Anglers need to find water temperatures that provide ideal feeding conditions; specific to the fish they are trying to catch. For trout, those temperatures are around 62 to 64 degrees Fahrenheit. Finding the depth where these premium temperatures are located is easy; simply lower a thermometer down in ten-foot increments until the numbers match the correct feeding temperatures.
Successfully presenting a streamer to fish in this specific temperature zone requires a few special tactics, nothing too difficult though. Remember that the ideal temperature is located at a certain depth, and that this temperature range varies slightly. If anglers could view a lake from underwater and see the ideal feeding temperature as a red color, they would see a two- to three-foot red slot, parallel to the surface of the lake, at one specific depth.
What an angler should attempt to do is to keep their offering in this slot throughout the entire retrieve. Get as much line out as possible and time the descent to correspond with the right depth. While waiting for the offering to drop to the right depth, strip more line out from the reel and allow it to sink below the surface near the boat. This method creates a parallel retrieve and keeps the fly in the ideal zone longer, thus increasing the chance of a strike.
The retrieve must be varied to be effective, and it must also match what the angler hopes to imitate. For example, a dying smelt will swim strong and quick for a short distance, and then remain momentarily suspended before it makes another run. To imitate this bait-fish, an angler should retrieve three feet of line as fast as possible in two or three stripping motions, then pause before stripping in more line. A couple of short stripping motions should be added occasionally to avoid a monotonous pattern. Wounded bait fish do not swim in a monotonous, routine fashion.

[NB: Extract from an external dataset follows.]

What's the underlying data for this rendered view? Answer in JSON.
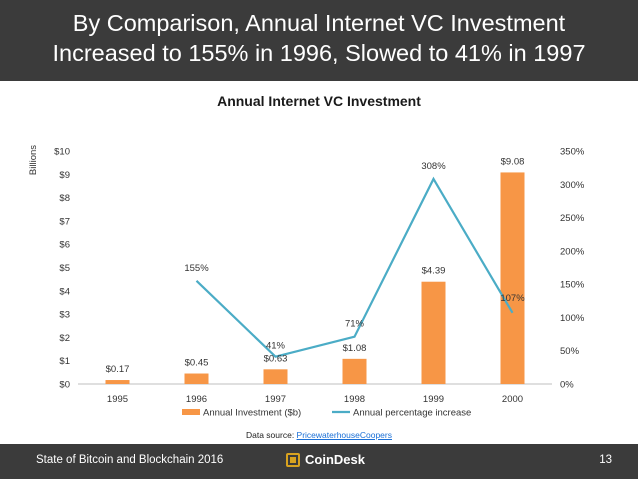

This casting method should be performed in a clockwise direction, around the canoe or boat. The angler would start at the 12 o’clock position, cast out as far as possible, count up to ten seconds for the descent, and then begin stripping in line.
After casting out once to each number on the face of an imaginary clock, the angler will completely circle the boat and return to the 12 o’clock position. Repeat the same sequence, only let the line sink for a count of 15 seconds, then try it again with a count of 20 seconds. Timing will depend on the type of line that is being used.
Successfully fishing stillwater with a flyrod takes time and proper preparation. A good indication of accurate preparation and a precise retrieve will be a strong tug on the line as a lunker takes the imitation.